From 1985 to 1988, he worked as a civil servant in Borno State eventually becoming Commissioner of Works.

Ibrahim, a Muslim, was married to three wives: Hajiya (Dr) Maryam Ibrahim, Hajiya Aishatu Ibrahim (Late)and Khadija Ibrahim

Bukar Ibrahim died in Madinah, Saudi Arabia on 4 February 2024, at the age of 73.

==Gubernatorial career==
In December 1991, a few months after Yobe State was created, Ibrahim contested and won the gubernatorial election under the banner of the Social Democratic Party (SDP). He held that position until in November 1993, when the military took control of government.

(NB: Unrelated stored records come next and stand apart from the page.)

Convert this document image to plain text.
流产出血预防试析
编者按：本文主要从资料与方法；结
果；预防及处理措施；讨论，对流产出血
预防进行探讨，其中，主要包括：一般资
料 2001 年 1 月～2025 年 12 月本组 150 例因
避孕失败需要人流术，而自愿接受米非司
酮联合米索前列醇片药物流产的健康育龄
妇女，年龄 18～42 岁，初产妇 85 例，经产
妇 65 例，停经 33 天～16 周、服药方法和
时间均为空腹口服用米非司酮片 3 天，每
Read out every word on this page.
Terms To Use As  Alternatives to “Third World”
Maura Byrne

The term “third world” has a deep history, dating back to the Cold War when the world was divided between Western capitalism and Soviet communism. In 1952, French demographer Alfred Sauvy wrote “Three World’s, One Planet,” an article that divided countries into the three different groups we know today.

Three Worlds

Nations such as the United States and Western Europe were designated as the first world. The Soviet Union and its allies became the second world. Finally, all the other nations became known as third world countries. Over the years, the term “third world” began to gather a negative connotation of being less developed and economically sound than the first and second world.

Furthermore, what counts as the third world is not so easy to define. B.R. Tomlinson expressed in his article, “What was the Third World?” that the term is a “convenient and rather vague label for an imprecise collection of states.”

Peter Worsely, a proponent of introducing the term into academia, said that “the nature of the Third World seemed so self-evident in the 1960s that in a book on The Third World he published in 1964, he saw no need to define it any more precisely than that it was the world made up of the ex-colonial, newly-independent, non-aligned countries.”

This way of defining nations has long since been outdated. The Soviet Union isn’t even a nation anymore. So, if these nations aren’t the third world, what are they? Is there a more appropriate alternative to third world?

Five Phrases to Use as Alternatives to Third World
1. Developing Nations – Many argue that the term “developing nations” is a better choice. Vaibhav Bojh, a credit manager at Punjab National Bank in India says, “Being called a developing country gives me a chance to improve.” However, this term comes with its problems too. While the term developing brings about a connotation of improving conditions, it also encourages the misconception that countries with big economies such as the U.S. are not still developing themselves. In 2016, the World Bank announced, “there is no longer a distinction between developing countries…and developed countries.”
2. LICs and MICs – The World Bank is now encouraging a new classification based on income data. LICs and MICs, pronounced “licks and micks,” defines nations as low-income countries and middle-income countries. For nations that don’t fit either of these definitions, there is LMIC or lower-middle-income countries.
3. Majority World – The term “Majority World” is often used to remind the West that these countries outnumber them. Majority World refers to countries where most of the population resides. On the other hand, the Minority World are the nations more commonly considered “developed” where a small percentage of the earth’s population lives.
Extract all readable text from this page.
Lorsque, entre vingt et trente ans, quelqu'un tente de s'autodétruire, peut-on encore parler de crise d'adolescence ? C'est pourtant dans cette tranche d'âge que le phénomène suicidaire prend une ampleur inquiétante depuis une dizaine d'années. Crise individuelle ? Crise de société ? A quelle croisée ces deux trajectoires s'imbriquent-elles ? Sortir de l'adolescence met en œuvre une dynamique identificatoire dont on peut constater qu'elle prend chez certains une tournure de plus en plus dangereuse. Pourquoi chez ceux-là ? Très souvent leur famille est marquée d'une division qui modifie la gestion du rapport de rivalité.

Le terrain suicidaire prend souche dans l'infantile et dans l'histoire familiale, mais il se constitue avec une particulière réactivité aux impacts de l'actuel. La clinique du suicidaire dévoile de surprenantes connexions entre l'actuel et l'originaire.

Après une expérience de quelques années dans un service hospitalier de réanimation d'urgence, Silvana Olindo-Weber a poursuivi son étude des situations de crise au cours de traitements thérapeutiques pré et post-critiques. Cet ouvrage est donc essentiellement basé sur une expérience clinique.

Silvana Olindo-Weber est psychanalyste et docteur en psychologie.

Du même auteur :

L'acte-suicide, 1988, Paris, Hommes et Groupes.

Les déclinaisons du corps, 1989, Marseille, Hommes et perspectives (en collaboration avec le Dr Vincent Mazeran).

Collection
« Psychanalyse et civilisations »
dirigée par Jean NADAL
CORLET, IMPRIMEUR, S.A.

Nigeria transitioned from military to civilian rule beginning in late 1998. Gubernatorial elections were held in January 1999 and Ibrahim was again elected governor, this time under the banner of the All People's Party (APP), and took office on 29 May 1999. The APP was later renamed All Nigeria People's Party (ANPP) due to a factional split. He was re-elected in 2003 for a second four-year term and was one of only four incumbent (ANPP) governors to maintain their positions.

During his first term, on 5 August 1993 Ibrahim split the state's four emirates into 13. This change was reversed by the military regime of Sani Abacha. In his second term after the return to democracy, on 6 January 2000, he re-implemented the new emirates, adding Ngazargamu, Gujba, Nguru, Tikau, Pataskum, Yusufari, Gudi, Fune and Jajere. The Emir of Fika, Muhammadu Abali, protested at the break-up of his emirate and took the government to court, but eventually accepted the change.

==Senatorial career==
In 2007, he was elected to the Senate for the Yobe East constituency. He ran for re-election in the 9 April 2011 Senatorial contest for Yobe East on the ANPP platform, and won with 115,763 votes against former Senator Lawan Jalo Zarami of the People's Democratic Party (PDP), who gained 67,438 votes.